In the 2015 Hamburg state election, Güçlü won a seat in the Hamburg Parliament (Hamburgische Bürgerschaft) with 5,536 personal votes via the Green Party's state list. Following controversy surrounding a speech she gave before a Turkish nationalist organization, the Green Party parliamentary group was formed without Güçlü. On April 1, 2015, she announced her resignation from the party. She subsequently served as an independent member of parliament. She is no longer a member of the parliament elected in 2020.

In August 2018, she joined the SPD (Social Democratic Party of Germany).

On Facebook, Güçlü herself announced that she had already resigned from the SPD on November 17, 2023. She cited the German government's policy towards Israel as one of the reasons for her decision. In her resignation statement, which Güçlü published on Facebook, she wrote: "Over 70 years of apartheid, ethnic cleansing, settlement expansion, and other factors have led to this conflict."

== Criticism ==
In 2005, Güçlü accused the Islam-critical sociologist and author Necla Kelek of "exaggeration," arguing that "honor killings have nothing to do with Turkish-Islamic identity." Kelek has merely "discovered a market niche and wants to make money off it." In a commentary in the Hamburger Abendblatt in May 2008, following an "honor killing" in Hamburg, Kelek stated: "Today she talks completely differently and acts as if she had already discovered the issue in 2005, and presents herself as the savior of those forced into marriage." However, Kelek overlooks the fact that Güçlü, for example, in an opinion piece for the Hamburger Abendblatt on April 2, 2005, entitled "Outlaw Forced Marriage!", denounced the trivialization of "violence against women, forced marriage, and honor killings" and demanded improved protection for those affected. Previously, on March 24, 2005, she had submitted a minor inquiry to the Hamburg Senate on this topic and in June 2005 a corresponding motion to the Hamburg Parliament.

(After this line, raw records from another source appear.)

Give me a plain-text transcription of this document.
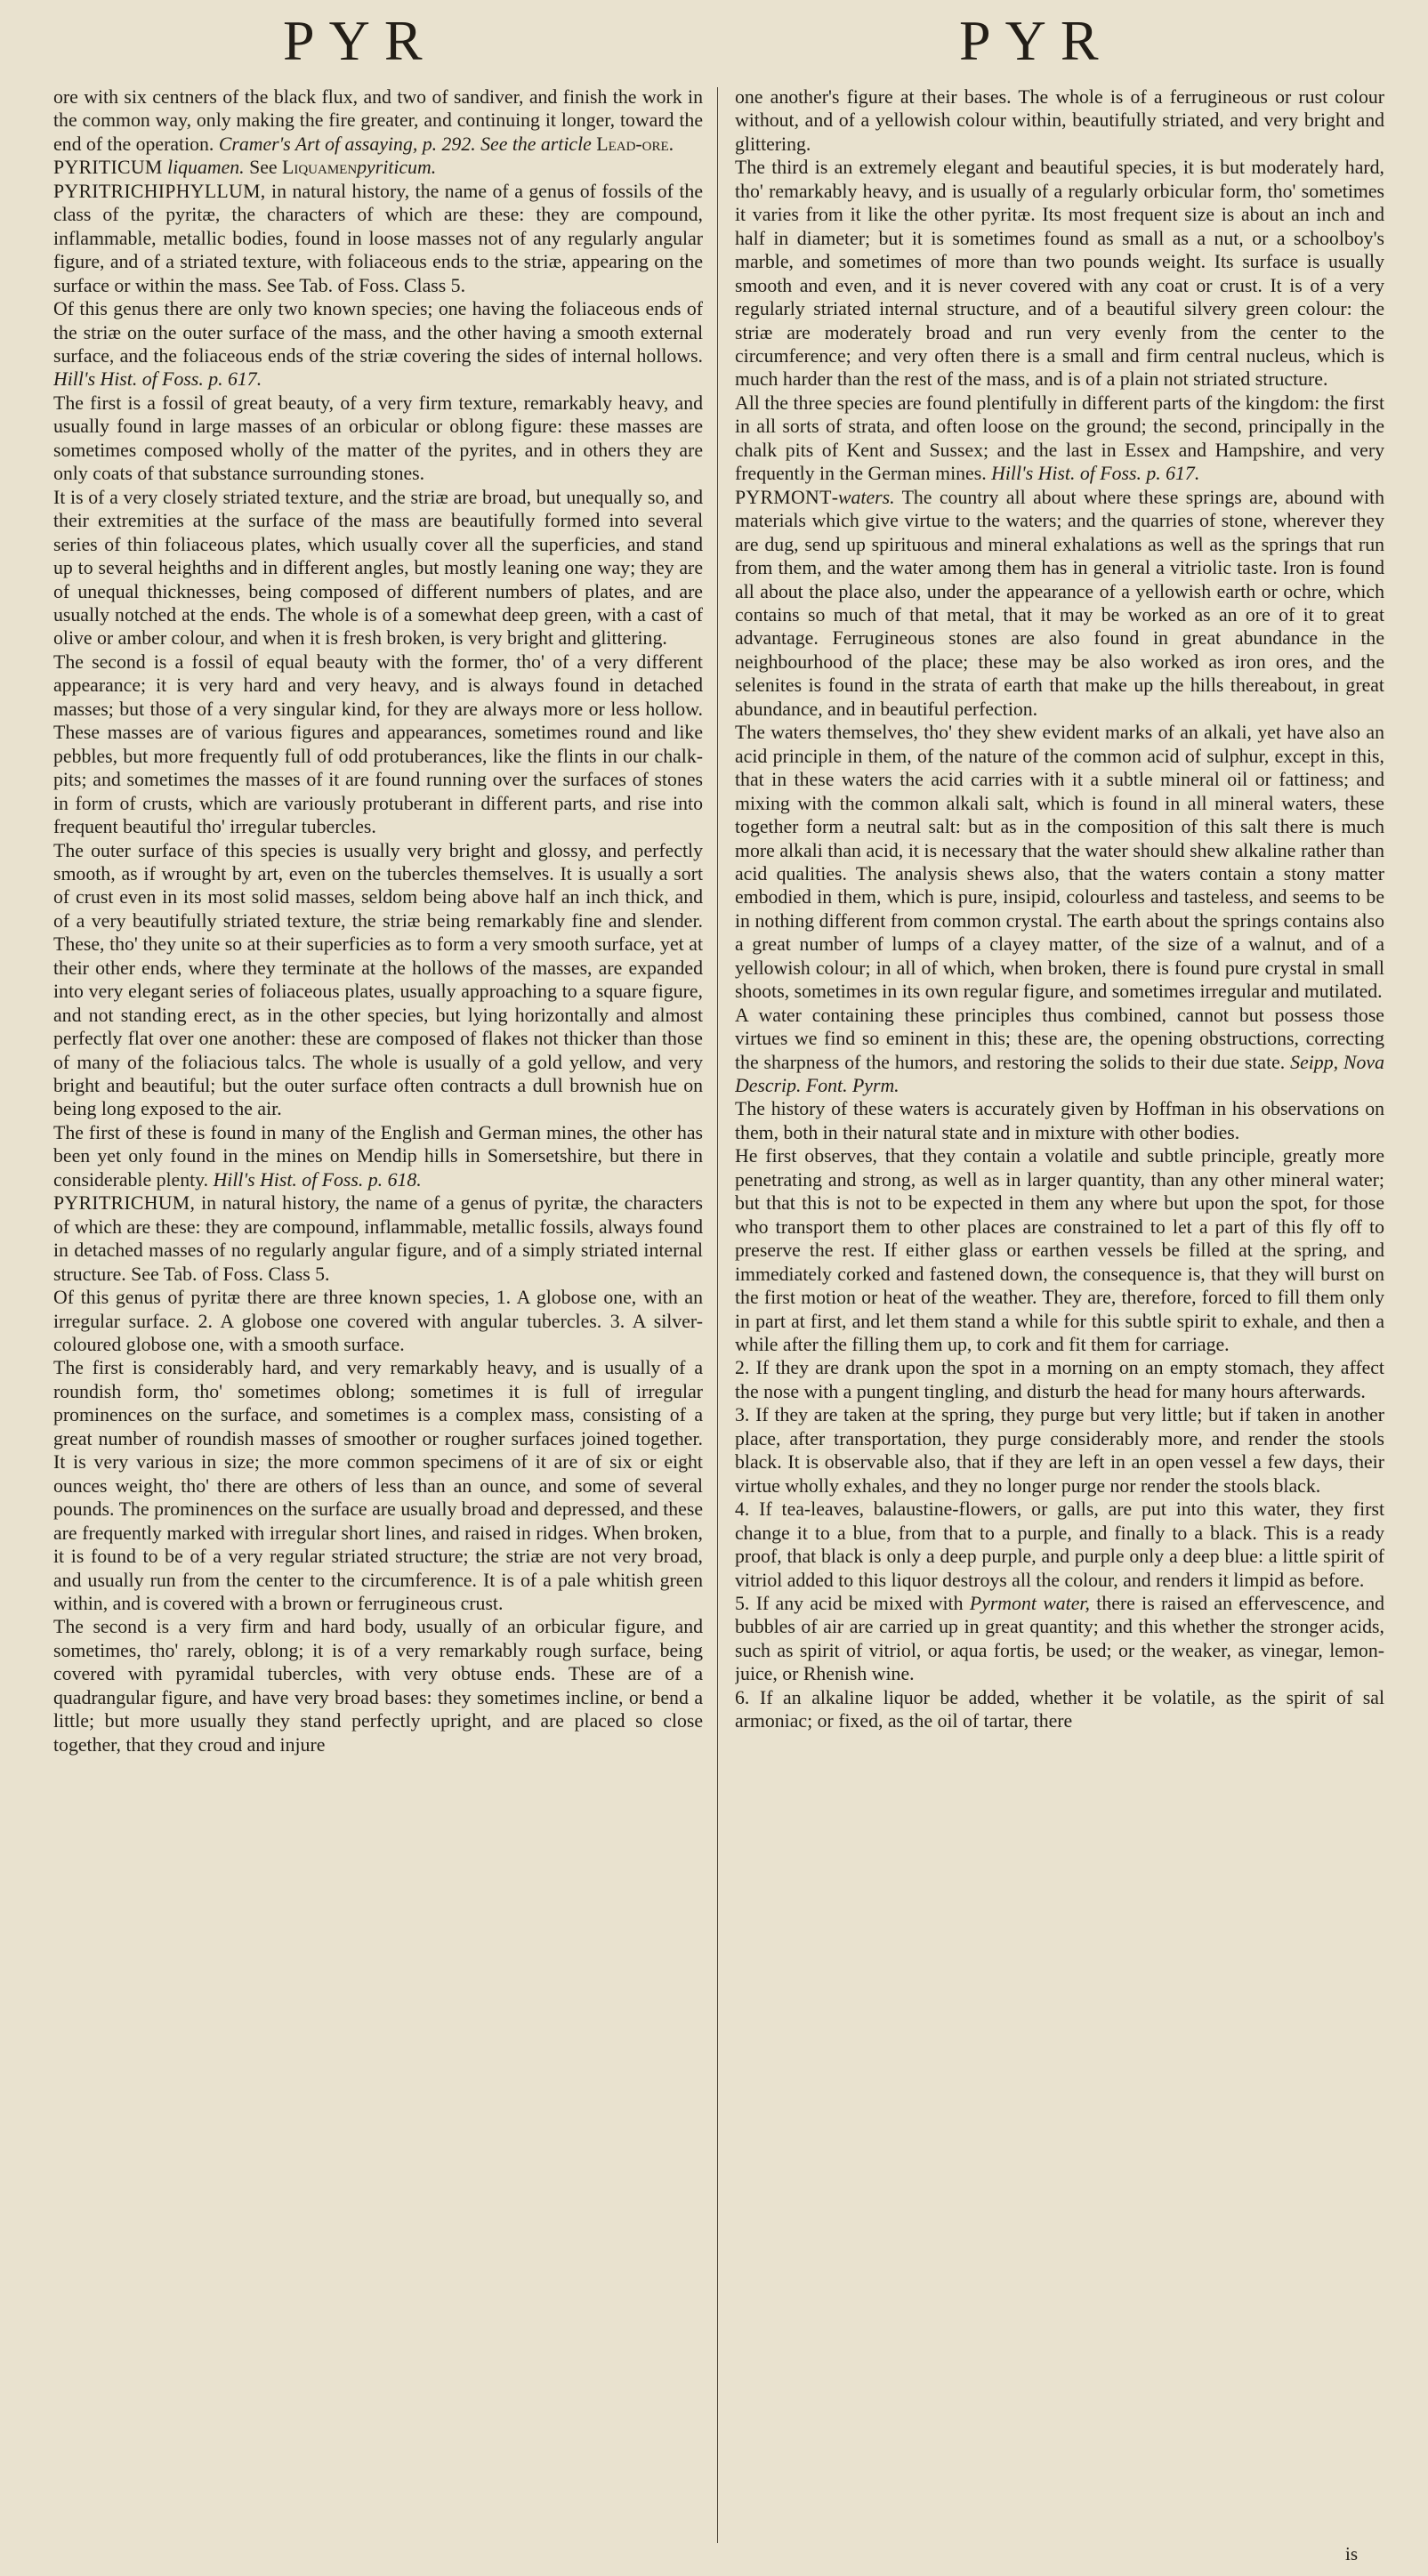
PYR	PYR

ore with six centners of the black flux, and two of sandiver, and finish the work in the common way, only making the fire greater, and continuing it longer, toward the end of the operation. Cramer's Art of assaying, p. 292. See the article Lead-ore.

PYRITICUM liquamen. See Liquamenpyriticum.

PYRITRICHIPHYLLUM, in natural history, the name of a genus of fossils of the class of the pyritæ, the characters of which are these: they are compound, inflammable, metallic bodies, found in loose masses not of any regularly angular figure, and of a striated texture, with foliaceous ends to the striæ, appearing on the surface or within the mass. See Tab. of Foss. Class 5.

Of this genus there are only two known species; one having the foliaceous ends of the striæ on the outer surface of the mass, and the other having a smooth external surface, and the foliaceous ends of the striæ covering the sides of internal hollows. Hill's Hist. of Foss. p. 617.

The first is a fossil of great beauty, of a very firm texture, remarkably heavy, and usually found in large masses of an orbicular or oblong figure: these masses are sometimes composed wholly of the matter of the pyrites, and in others they are only coats of that substance surrounding stones.

It is of a very closely striated texture, and the striæ are broad, but unequally so, and their extremities at the surface of the mass are beautifully formed into several series of thin foliaceous plates, which usually cover all the superficies, and stand up to several heighths and in different angles, but mostly leaning one way; they are of unequal thicknesses, being composed of different numbers of plates, and are usually notched at the ends. The whole is of a somewhat deep green, with a cast of olive or amber colour, and when it is fresh broken, is very bright and glittering.

The second is a fossil of equal beauty with the former, tho' of a very different appearance; it is very hard and very heavy, and is always found in detached masses; but those of a very singular kind, for they are always more or less hollow. These masses are of various figures and appearances, sometimes round and like pebbles, but more frequently full of odd protuberances, like the flints in our chalk-pits; and sometimes the masses of it are found running over the surfaces of stones in form of crusts, which are variously protuberant in different parts, and rise into frequent beautiful tho' irregular tubercles.

The outer surface of this species is usually very bright and glossy, and perfectly smooth, as if wrought by art, even on the tubercles themselves. It is usually a sort of crust even in its most solid masses, seldom being above half an inch thick, and of a very beautifully striated texture, the striæ being remarkably fine and slender. These, tho' they unite so at their superficies as to form a very smooth surface, yet at their other ends, where they terminate at the hollows of the masses, are expanded into very elegant series of foliaceous plates, usually approaching to a square figure, and not standing erect, as in the other species, but lying horizontally and almost perfectly flat over one another: these are composed of flakes not thicker than those of many of the foliacious talcs. The whole is usually of a gold yellow, and very bright and beautiful; but the outer surface often contracts a dull brownish hue on being long exposed to the air.

The first of these is found in many of the English and German mines, the other has been yet only found in the mines on Mendip hills in Somersetshire, but there in considerable plenty. Hill's Hist. of Foss. p. 618.

PYRITRICHUM, in natural history, the name of a genus of pyritæ, the characters of which are these: they are compound, inflammable, metallic fossils, always found in detached masses of no regularly angular figure, and of a simply striated internal structure. See Tab. of Foss. Class 5.

Of this genus of pyritæ there are three known species, 1. A globose one, with an irregular surface. 2. A globose one covered with angular tubercles. 3. A silver-coloured globose one, with a smooth surface.

The first is considerably hard, and very remarkably heavy, and is usually of a roundish form, tho' sometimes oblong; sometimes it is full of irregular prominences on the surface, and sometimes is a complex mass, consisting of a great number of roundish masses of smoother or rougher surfaces joined together. It is very various in size; the more common specimens of it are of six or eight ounces weight, tho' there are others of less than an ounce, and some of several pounds. The prominences on the surface are usually broad and depressed, and these are frequently marked with irregular short lines, and raised in ridges. When broken, it is found to be of a very regular striated structure; the striæ are not very broad, and usually run from the center to the circumference. It is of a pale whitish green within, and is covered with a brown or ferrugineous crust.

The second is a very firm and hard body, usually of an orbicular figure, and sometimes, tho' rarely, oblong; it is of a very remarkably rough surface, being covered with pyramidal tubercles, with very obtuse ends. These are of a quadrangular figure, and have very broad bases: they sometimes incline, or bend a little; but more usually they stand perfectly upright, and are placed so close together, that they croud and injure

one another's figure at their bases. The whole is of a ferrugineous or rust colour without, and of a yellowish colour within, beautifully striated, and very bright and glittering.

The third is an extremely elegant and beautiful species, it is but moderately hard, tho' remarkably heavy, and is usually of a regularly orbicular form, tho' sometimes it varies from it like the other pyritæ. Its most frequent size is about an inch and half in diameter; but it is sometimes found as small as a nut, or a schoolboy's marble, and sometimes of more than two pounds weight. Its surface is usually smooth and even, and it is never covered with any coat or crust. It is of a very regularly striated internal structure, and of a beautiful silvery green colour: the striæ are moderately broad and run very evenly from the center to the circumference; and very often there is a small and firm central nucleus, which is much harder than the rest of the mass, and is of a plain not striated structure.

All the three species are found plentifully in different parts of the kingdom: the first in all sorts of strata, and often loose on the ground; the second, principally in the chalk pits of Kent and Sussex; and the last in Essex and Hampshire, and very frequently in the German mines. Hill's Hist. of Foss. p. 617.

PYRMONT-waters. The country all about where these springs are, abound with materials which give virtue to the waters; and the quarries of stone, wherever they are dug, send up spirituous and mineral exhalations as well as the springs that run from them, and the water among them has in general a vitriolic taste. Iron is found all about the place also, under the appearance of a yellowish earth or ochre, which contains so much of that metal, that it may be worked as an ore of it to great advantage. Ferrugineous stones are also found in great abundance in the neighbourhood of the place; these may be also worked as iron ores, and the selenites is found in the strata of earth that make up the hills thereabout, in great abundance, and in beautiful perfection.

The waters themselves, tho' they shew evident marks of an alkali, yet have also an acid principle in them, of the nature of the common acid of sulphur, except in this, that in these waters the acid carries with it a subtle mineral oil or fattiness; and mixing with the common alkali salt, which is found in all mineral waters, these together form a neutral salt: but as in the composition of this salt there is much more alkali than acid, it is necessary that the water should shew alkaline rather than acid qualities. The analysis shews also, that the waters contain a stony matter embodied in them, which is pure, insipid, colourless and tasteless, and seems to be in nothing different from common crystal. The earth about the springs contains also a great number of lumps of a clayey matter, of the size of a walnut, and of a yellowish colour; in all of which, when broken, there is found pure crystal in small shoots, sometimes in its own regular figure, and sometimes irregular and mutilated.

A water containing these principles thus combined, cannot but possess those virtues we find so eminent in this; these are, the opening obstructions, correcting the sharpness of the humors, and restoring the solids to their due state. Seipp, Nova Descrip. Font. Pyrm.

The history of these waters is accurately given by Hoffman in his observations on them, both in their natural state and in mixture with other bodies.

He first observes, that they contain a volatile and subtle principle, greatly more penetrating and strong, as well as in larger quantity, than any other mineral water; but that this is not to be expected in them any where but upon the spot, for those who transport them to other places are constrained to let a part of this fly off to preserve the rest. If either glass or earthen vessels be filled at the spring, and immediately corked and fastened down, the consequence is, that they will burst on the first motion or heat of the weather. They are, therefore, forced to fill them only in part at first, and let them stand a while for this subtle spirit to exhale, and then a while after the filling them up, to cork and fit them for carriage.

2. If they are drank upon the spot in a morning on an empty stomach, they affect the nose with a pungent tingling, and disturb the head for many hours afterwards.

3. If they are taken at the spring, they purge but very little; but if taken in another place, after transportation, they purge considerably more, and render the stools black. It is observable also, that if they are left in an open vessel a few days, their virtue wholly exhales, and they no longer purge nor render the stools black.

4. If tea-leaves, balaustine-flowers, or galls, are put into this water, they first change it to a blue, from that to a purple, and finally to a black. This is a ready proof, that black is only a deep purple, and purple only a deep blue: a little spirit of vitriol added to this liquor destroys all the colour, and renders it limpid as before.

5. If any acid be mixed with Pyrmont water, there is raised an effervescence, and bubbles of air are carried up in great quantity; and this whether the stronger acids, such as spirit of vitriol, or aqua fortis, be used; or the weaker, as vinegar, lemon-juice, or Rhenish wine.

6. If an alkaline liquor be added, whether it be volatile, as the spirit of sal armoniac; or fixed, as the oil of tartar, there

is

On January 18, 2015, Güçlü appeared as a speaker at an event of the Federation of Turkish-Democratic Idealist Associations in Germany (ADÜTDF) in Hamburg. The association forms the main platform of the Grey Wolves in Germany and has been listed in the Federal Office for the Protection of the Constitution's report on foreign extremism since 2004. According to her own statement, Güçlü was unaware of who was behind the ADÜTDF, especially since the invitation had only been verbal. Despite criticism from associations and the party leadership, Güçlü refused to withdraw her candidacy, which was ranked 25th on the state list for the 2015 Hamburg state election. As a result, the Hamburg Green Party's state executive committee initiated expulsion proceedings against her, which were decided by the state arbitration court. At the end of March, the court ruled against her expulsion.

At the end of March 2015, the German Parity Welfare Association in Hamburg terminated Güçlü's employment as a migration policy advisor, effective at the end of April, without giving a reason.

Güçlü had been working for the umbrella organization of independent welfare services since June 2011, advising and supporting migrant self-help organizations. She filed a lawsuit against the decision, seeking protection against dismissal. The proceedings ended with a settlement.

In the fall of 2016, she was criticized for her contacts with the chairman of the Osmanen Germania Hamburg.